Since our start, Mud Luscious Press has called a ‘novella’, a ‘novel(la)’, and most wrongly assume that those parentheses are an attempt to highlight the ‘la’ as a reference to the poetry, the ‘song’ of the works we publish. And while this is a nice, if wholly unintended consequence of those parentheses, they are in fact meant to highlight the word ‘novel’ embedded within novella, a reminder that well-written novellas are novels in all sense of the word: they have fully formed narratives, engaging characters, subtle and strong motifs, and all the other wonderful magic of a good book; and for us, the extra special beauty of a good novel(la) is that it does all of these things but in a more finite space, forcing the text to live, in our opinion, a tad more vividly, with a somewhat greater punch to the readerly throat.

Daniel Torday, author of The Sensualist:

In 1964, in ruling on the Jacobellis v. Ohio obscenity case, Supreme Court Justice Potter Stewart famously said of pornography: “I know it when I see it.” I count myself in what I assume is the small minority of Americans who prefer novellas to porn. I also like the Stewart-test for novellas. Sure, they’re longer than a short-story and shorter than a novel and either bigger or smaller than a breadbox. But they also probably have some aesthetic proclivities: one central plot line rather than tending toward the opening out of subplots (room for Anna and Vronsky and Levin, but not hundreds of pages of Levin scything fields). A short-story-like attention to the condensed sentence (go try to cut one verb from Train Dreams or Goodbye, Columbus.) Some chance they’ve been unfortunately crammed in with some short stories, or call themselves “novels” but seem to be in inexplicably large point size.

But this is all the reader’s point of view, and I’ll end by saying as a writer, it’s probably best to avoid taxonomy. Potter Stewart never made any pornography (thank God!). I’m not sure if this is accurate, but I like to tell my students that writers can fall into two camps while generating prose: painters or sculptors. Painters layer image, meaning, brushstrokes– all of which accrete over time, and can require that every sentence is just so before the next one comes. Sculptors can’t get down to sculpting until there’s a lot of clay/granite to cut into– and a whole lot of material gets swept to the trash end of day. I know myself to be in the sculptor camp. I might have 400pp of a story at some point, but if, when I start chipping away, I find the final product needs to be 144pp, so be it. If the Supreme Court wants to call that a novel, or a novella, I just say: happy to have something that feels complete, and has answered all the questions it has posed with some degree of satisfaction.
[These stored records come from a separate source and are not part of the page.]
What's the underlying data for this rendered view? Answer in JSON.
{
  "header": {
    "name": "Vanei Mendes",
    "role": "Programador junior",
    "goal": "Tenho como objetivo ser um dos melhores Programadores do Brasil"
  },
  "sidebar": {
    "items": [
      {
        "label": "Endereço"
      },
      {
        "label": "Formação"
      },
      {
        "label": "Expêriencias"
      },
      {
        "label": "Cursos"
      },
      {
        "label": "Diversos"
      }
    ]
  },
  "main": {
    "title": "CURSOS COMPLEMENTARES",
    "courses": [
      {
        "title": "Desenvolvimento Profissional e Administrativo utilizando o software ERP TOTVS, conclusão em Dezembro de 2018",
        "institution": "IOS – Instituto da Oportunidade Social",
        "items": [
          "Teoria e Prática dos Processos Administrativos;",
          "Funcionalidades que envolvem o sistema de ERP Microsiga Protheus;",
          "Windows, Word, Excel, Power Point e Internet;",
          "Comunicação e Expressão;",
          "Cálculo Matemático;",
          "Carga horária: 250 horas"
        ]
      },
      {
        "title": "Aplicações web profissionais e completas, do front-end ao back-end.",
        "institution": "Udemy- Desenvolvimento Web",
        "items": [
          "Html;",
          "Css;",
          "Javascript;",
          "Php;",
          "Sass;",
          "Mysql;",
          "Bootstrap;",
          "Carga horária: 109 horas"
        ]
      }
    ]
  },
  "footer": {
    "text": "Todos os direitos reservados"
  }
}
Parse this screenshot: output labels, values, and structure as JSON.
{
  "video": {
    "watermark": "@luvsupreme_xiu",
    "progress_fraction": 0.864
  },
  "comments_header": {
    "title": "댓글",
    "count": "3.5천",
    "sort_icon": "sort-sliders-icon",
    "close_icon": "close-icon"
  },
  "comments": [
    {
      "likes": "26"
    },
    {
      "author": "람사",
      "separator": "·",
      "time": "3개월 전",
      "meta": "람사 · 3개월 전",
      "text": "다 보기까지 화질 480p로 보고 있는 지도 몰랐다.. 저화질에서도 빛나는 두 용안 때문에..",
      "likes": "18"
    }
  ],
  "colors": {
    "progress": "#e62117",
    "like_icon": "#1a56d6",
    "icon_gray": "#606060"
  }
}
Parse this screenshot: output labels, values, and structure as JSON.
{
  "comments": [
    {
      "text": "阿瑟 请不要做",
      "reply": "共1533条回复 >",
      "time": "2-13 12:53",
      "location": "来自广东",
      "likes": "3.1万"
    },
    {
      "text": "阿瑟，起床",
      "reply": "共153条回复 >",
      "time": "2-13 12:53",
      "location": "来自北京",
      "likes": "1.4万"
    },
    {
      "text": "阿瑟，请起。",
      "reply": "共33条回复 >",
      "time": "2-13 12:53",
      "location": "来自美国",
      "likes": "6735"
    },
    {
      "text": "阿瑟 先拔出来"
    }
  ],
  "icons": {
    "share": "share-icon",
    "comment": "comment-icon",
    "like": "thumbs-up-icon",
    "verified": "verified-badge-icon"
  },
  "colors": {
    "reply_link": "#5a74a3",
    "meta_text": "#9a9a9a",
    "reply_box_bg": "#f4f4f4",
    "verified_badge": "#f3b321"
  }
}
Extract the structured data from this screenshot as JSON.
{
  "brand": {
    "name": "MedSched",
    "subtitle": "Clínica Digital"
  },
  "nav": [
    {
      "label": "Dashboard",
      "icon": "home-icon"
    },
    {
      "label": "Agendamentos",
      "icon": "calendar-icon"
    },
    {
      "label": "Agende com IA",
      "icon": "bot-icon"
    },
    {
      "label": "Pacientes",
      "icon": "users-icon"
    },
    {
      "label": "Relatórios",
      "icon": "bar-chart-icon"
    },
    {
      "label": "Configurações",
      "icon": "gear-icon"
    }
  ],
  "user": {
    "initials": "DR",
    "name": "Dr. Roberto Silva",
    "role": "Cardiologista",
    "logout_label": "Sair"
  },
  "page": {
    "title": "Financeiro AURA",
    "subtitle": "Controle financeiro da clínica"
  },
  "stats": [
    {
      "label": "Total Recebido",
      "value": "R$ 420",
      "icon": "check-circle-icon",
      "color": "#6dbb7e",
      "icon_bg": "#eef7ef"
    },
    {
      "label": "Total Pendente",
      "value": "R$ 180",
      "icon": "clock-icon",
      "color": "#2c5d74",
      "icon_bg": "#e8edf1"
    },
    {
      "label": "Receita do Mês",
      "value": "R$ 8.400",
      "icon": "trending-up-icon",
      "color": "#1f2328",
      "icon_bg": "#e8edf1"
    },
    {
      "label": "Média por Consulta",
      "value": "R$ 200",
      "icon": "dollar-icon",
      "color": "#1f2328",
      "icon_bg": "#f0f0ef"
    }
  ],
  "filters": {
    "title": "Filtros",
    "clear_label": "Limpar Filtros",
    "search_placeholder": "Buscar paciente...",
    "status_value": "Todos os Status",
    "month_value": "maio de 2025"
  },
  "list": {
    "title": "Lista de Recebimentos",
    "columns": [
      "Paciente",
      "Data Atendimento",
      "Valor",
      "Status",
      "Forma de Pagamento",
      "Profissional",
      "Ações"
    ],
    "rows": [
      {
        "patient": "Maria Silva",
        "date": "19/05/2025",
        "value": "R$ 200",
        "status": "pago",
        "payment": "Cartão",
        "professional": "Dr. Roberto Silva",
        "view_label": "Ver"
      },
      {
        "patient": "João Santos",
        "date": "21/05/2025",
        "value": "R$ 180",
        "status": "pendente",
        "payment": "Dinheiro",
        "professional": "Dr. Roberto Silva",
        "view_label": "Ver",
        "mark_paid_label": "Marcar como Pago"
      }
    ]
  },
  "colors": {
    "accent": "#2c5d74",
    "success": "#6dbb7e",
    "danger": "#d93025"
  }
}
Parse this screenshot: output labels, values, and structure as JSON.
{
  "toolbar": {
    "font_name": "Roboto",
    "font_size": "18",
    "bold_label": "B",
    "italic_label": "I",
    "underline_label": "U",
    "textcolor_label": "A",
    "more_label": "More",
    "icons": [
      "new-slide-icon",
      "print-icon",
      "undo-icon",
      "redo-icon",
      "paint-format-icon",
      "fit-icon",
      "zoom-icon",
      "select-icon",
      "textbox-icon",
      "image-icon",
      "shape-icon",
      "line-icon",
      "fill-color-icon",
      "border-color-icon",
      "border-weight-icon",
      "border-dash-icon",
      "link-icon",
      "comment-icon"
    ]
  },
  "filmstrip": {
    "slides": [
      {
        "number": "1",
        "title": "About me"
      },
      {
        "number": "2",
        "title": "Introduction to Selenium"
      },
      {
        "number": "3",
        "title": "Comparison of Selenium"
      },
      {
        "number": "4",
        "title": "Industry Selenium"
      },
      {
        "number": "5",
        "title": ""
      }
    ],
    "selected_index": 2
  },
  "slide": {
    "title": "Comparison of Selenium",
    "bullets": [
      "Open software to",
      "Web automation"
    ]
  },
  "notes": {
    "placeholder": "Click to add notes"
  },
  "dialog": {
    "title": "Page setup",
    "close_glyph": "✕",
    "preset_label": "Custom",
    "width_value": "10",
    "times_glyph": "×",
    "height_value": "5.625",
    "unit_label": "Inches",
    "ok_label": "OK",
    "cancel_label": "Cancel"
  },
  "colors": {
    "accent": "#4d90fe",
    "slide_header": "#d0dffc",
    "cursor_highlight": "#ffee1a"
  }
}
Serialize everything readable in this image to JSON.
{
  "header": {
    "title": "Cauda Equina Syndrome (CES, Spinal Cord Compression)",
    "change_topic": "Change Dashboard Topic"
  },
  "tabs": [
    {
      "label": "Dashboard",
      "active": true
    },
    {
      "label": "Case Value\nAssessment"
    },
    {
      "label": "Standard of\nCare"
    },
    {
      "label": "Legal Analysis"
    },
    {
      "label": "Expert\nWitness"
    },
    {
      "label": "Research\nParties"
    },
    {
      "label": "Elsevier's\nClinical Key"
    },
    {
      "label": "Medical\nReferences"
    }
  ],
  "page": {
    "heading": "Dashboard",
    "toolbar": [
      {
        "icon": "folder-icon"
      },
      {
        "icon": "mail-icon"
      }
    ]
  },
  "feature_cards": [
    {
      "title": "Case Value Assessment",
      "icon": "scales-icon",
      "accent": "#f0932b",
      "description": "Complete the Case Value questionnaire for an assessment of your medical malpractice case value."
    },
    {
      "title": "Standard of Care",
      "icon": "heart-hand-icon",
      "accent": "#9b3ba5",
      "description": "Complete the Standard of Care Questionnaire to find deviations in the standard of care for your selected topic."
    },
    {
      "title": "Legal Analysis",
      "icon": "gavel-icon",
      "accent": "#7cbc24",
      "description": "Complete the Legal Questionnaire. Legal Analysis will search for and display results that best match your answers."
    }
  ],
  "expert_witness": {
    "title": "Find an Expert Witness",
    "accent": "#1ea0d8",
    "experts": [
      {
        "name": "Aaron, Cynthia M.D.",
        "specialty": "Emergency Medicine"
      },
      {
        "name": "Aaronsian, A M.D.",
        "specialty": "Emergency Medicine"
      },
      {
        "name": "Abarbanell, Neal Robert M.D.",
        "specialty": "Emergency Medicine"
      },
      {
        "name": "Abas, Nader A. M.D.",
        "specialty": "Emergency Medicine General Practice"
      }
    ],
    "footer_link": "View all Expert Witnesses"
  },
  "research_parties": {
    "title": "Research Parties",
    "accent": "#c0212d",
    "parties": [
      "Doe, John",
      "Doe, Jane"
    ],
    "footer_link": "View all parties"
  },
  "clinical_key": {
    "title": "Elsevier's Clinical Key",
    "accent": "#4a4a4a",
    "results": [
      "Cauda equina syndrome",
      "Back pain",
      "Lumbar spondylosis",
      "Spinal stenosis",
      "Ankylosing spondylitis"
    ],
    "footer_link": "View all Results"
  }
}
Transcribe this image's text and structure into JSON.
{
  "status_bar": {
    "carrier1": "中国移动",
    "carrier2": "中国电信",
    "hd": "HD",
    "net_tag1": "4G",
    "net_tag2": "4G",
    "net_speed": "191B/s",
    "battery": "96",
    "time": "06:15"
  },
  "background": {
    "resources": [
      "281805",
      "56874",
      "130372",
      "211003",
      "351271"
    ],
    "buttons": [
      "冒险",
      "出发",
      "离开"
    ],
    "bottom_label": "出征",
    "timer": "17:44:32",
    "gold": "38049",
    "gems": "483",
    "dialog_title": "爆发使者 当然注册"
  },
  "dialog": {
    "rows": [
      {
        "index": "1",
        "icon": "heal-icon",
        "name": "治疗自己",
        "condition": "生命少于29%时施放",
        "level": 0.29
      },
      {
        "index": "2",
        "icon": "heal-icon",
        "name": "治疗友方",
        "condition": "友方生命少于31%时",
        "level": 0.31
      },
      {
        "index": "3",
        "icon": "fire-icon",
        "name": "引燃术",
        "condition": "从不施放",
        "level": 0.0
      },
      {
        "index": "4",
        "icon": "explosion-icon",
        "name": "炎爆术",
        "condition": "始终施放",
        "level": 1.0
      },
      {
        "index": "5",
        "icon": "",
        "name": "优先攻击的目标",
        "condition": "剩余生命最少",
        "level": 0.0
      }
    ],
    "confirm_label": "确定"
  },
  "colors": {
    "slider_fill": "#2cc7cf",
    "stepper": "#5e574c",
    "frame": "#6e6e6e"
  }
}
Additional features from Novella Month include reviews of The Mimic’s Own Voice, by Tom Williams, and other contemporary novellas, as well as recommendations, like Richard Russo’s Interventions and Cynthia Ozyck’s The Shawl.

Melville House, of course, is no stranger to the pleasures of the novella. In fact, we pretty much wear our hearts on our sleeve with the Art of the Novella series. One title from this series that I cannot wait to have in my hands is Machado de Assis’ The Alienist.

I read the University of California press’ version, released in 1972 as The Psychologist and translated by W.L. Grossman, last weekend. It’s a knockout story, and de Assis, if you’re not yet familiar with his work, puts on a show unlike I’ve seen in recent memory.

The Alienist tells of a brilliant physician named Simão Bacamarte who in the late 1800s sacrifices a prestigious career to return home to his poor hometown outside Rio de Janeiro and dedicates himself to the budding field of psychology. Bacamarte opens the first asylum in Brazil, hoping to crown himself and his town with “imperishable laurels.” But the doctor begins to see signs of insanity in more and more of his neighbors, until suddenly everyone is a potential patient, and enemy.

The Alienist is a striking example of a satirical novella told in prose that is darkly humorous and nearly clinical in its precision. It’s not to be missed, and should be added to your reading list alongside many of the titles recommended from Novella Month, happening all June long over on the Emerging Writers Network.

 

Kevin Murphy is the digital media marketing manager of Melville House.